As women once again stepped into traditionally male roles during World War Two, the trousers were back on. Women set to work in a variety of new settings from ambulance drivers to air raid wardens, you name it, they did it and they did it wearing trousers. The shortage of stockings also added to the popularity of trousers, which then fell during the 1950s only to return in the 1960s and 70s as fashion became more casual. Whilst the 1960s saw women wearing trousers under tunic dresses, by the 1970s trousers were a garment in their own right with the rise in popularity of flares for both men and women.
In 1966 Yves Saint Laurent changed the perception of women wearing trousers once again, Emma McClendon, associate costume curator at The Museum at The Fashion Institute of Technology, New York explains: “He was revolutionary in that he didn’t feminise pants at all.
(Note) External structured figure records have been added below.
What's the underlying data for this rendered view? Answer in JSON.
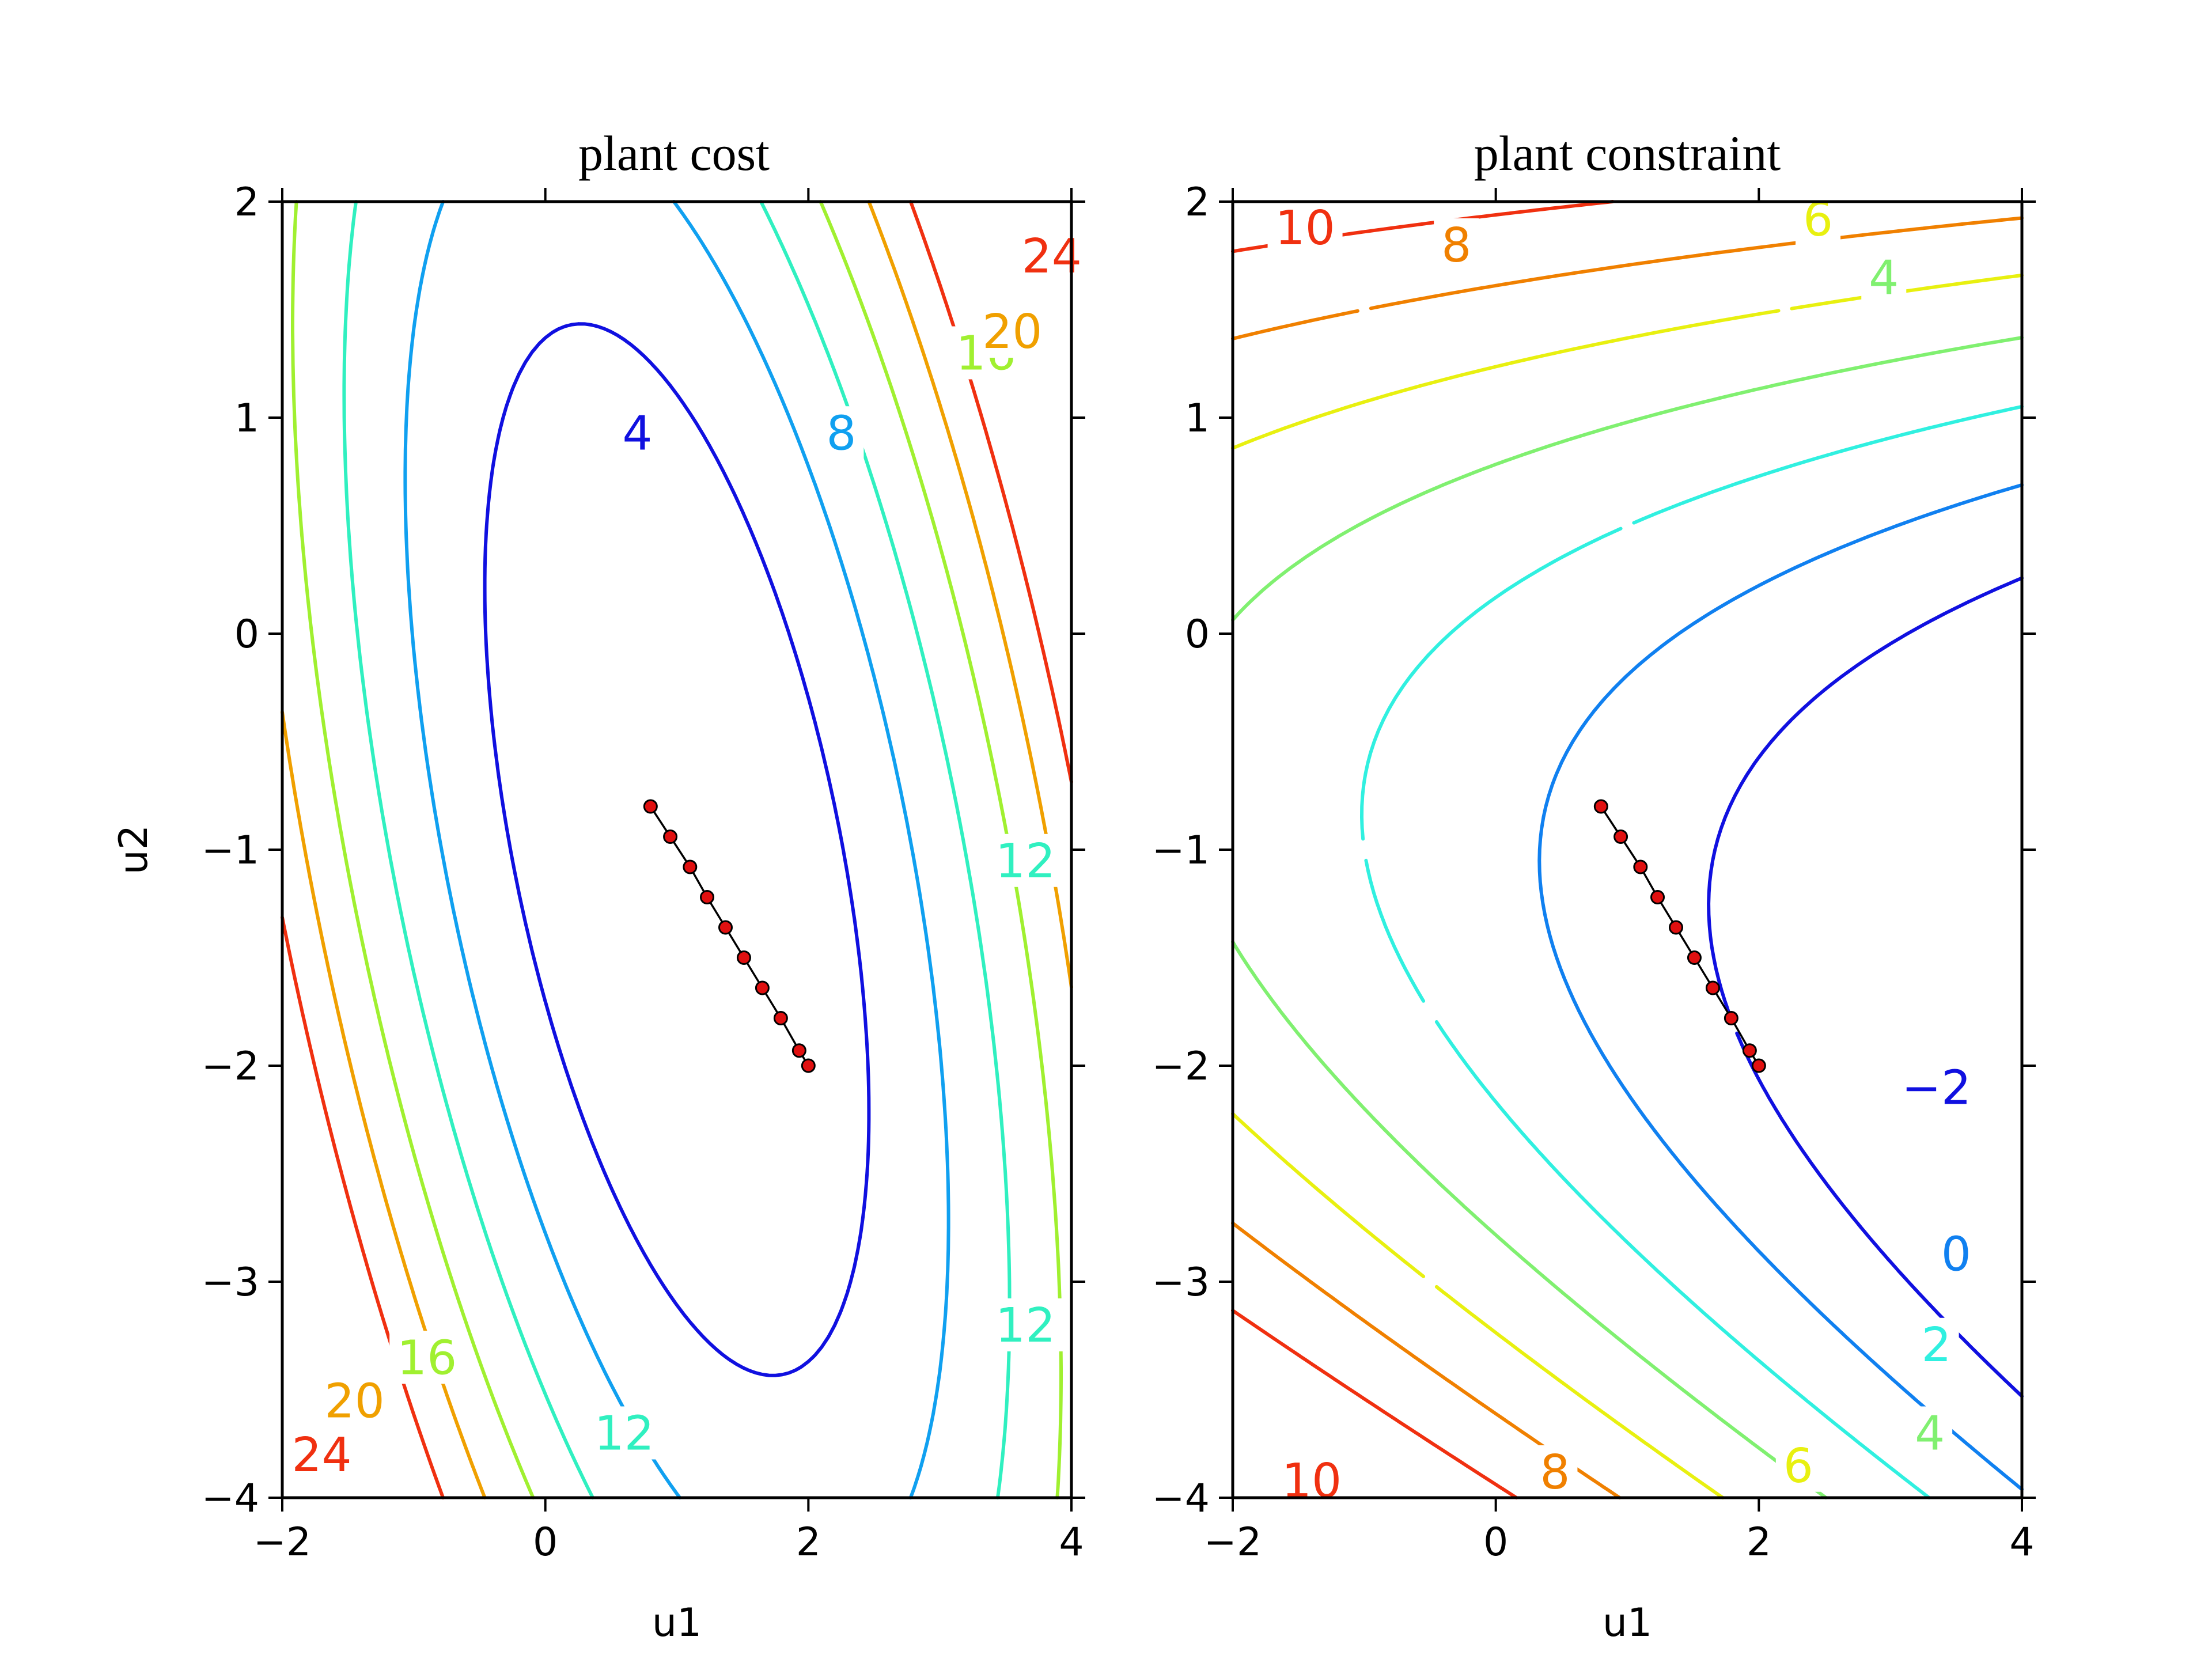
{
  "chart_data": [
    {
      "type": "contour",
      "title": "plant cost",
      "xlabel": "u1",
      "ylabel": "u2",
      "xlim": [
        -2,
        4
      ],
      "ylim": [
        -4,
        2
      ],
      "xticks": [
        "−2",
        "0",
        "2",
        "4"
      ],
      "yticks": [
        "−4",
        "−3",
        "−2",
        "−1",
        "0",
        "1",
        "2"
      ],
      "contour_levels": [
        4,
        8,
        12,
        16,
        20,
        24
      ],
      "labels": [
        {
          "text": "4",
          "x": 0.7,
          "y": 0.93,
          "color": "#1010e0"
        },
        {
          "text": "8",
          "x": 2.25,
          "y": 0.93,
          "color": "#10a0f0"
        },
        {
          "text": "12",
          "x": 3.65,
          "y": -1.05,
          "color": "#30f0c0"
        },
        {
          "text": "12",
          "x": 3.65,
          "y": -3.2,
          "color": "#30f0c0"
        },
        {
          "text": "12",
          "x": 0.6,
          "y": -3.7,
          "color": "#30f0c0"
        },
        {
          "text": "16",
          "x": 3.35,
          "y": 1.3,
          "color": "#a0f030"
        },
        {
          "text": "16",
          "x": -0.9,
          "y": -3.35,
          "color": "#a0f030"
        },
        {
          "text": "20",
          "x": 3.55,
          "y": 1.4,
          "color": "#f0a000"
        },
        {
          "text": "20",
          "x": -1.45,
          "y": -3.55,
          "color": "#f0a000"
        },
        {
          "text": "24",
          "x": 3.85,
          "y": 1.75,
          "color": "#f03010"
        },
        {
          "text": "24",
          "x": -1.7,
          "y": -3.8,
          "color": "#f03010"
        }
      ],
      "path": {
        "x": [
          0.8,
          0.95,
          1.1,
          1.23,
          1.37,
          1.51,
          1.65,
          1.79,
          1.93,
          2.0
        ],
        "y": [
          -0.8,
          -0.94,
          -1.08,
          -1.22,
          -1.36,
          -1.5,
          -1.64,
          -1.78,
          -1.93,
          -2.0
        ]
      }
    },
    {
      "type": "contour",
      "title": "plant constraint",
      "xlabel": "u1",
      "ylabel": "",
      "xlim": [
        -2,
        4
      ],
      "ylim": [
        -4,
        2
      ],
      "xticks": [
        "−2",
        "0",
        "2",
        "4"
      ],
      "yticks": [
        "−4",
        "−3",
        "−2",
        "−1",
        "0",
        "1",
        "2"
      ],
      "contour_levels": [
        -2,
        0,
        2,
        4,
        6,
        8,
        10
      ],
      "labels": [
        {
          "text": "10",
          "x": -1.45,
          "y": 1.88,
          "color": "#f03010"
        },
        {
          "text": "8",
          "x": -0.3,
          "y": 1.8,
          "color": "#f08000"
        },
        {
          "text": "6",
          "x": 2.45,
          "y": 1.92,
          "color": "#e8f010"
        },
        {
          "text": "4",
          "x": 2.95,
          "y": 1.65,
          "color": "#80f070"
        },
        {
          "text": "−2",
          "x": 3.35,
          "y": -2.1,
          "color": "#1010e0"
        },
        {
          "text": "0",
          "x": 3.5,
          "y": -2.87,
          "color": "#1080f0"
        },
        {
          "text": "2",
          "x": 3.35,
          "y": -3.29,
          "color": "#30f0e0"
        },
        {
          "text": "4",
          "x": 3.3,
          "y": -3.7,
          "color": "#80f070"
        },
        {
          "text": "6",
          "x": 2.3,
          "y": -3.85,
          "color": "#e8f010"
        },
        {
          "text": "8",
          "x": 0.45,
          "y": -3.88,
          "color": "#f08000"
        },
        {
          "text": "10",
          "x": -1.4,
          "y": -3.92,
          "color": "#f03010"
        }
      ],
      "path": {
        "x": [
          0.8,
          0.95,
          1.1,
          1.23,
          1.37,
          1.51,
          1.65,
          1.79,
          1.93,
          2.0
        ],
        "y": [
          -0.8,
          -0.94,
          -1.08,
          -1.22,
          -1.36,
          -1.5,
          -1.64,
          -1.78,
          -1.93,
          -2.0
        ]
      }
    }
  ],
  "colors": {
    "cost": {
      "4": "#1010e0",
      "8": "#10a0f0",
      "12": "#30f0c0",
      "16": "#a0f030",
      "20": "#f0a000",
      "24": "#f03010"
    },
    "constraint": {
      "-2": "#1010e0",
      "0": "#1080f0",
      "2": "#30f0e0",
      "4": "#80f070",
      "6": "#e8f010",
      "8": "#f08000",
      "10": "#f03010"
    },
    "path_point": "#e01010"
  }
}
He was significant because he was literally putting women in menswear.” His ‘Le Smoking’ tuxedo suit became a signature look for evening wear, making both a political and fashion statement.
In more recent times, there can be no better example of the power of the trouser suit as a self-empowering sartorial tool than Hillary Clinton, the first First Lady to wear trousers in her official White House portrait. Her well-known uniform; a host of trouser suits in different colours, acted as a ‘visual clue’ that she was ‘different from the men but also familiar’ as she worked towards levelling the playing field in her roles as First Lady, politician and presidential candidate. The #pantsuitnation trend caused a staggering rise in women’s trouser suit sales in the USA during Clinton’s 2016 election campaign, embodying the role trousers have long played in the pursuit for gender equality.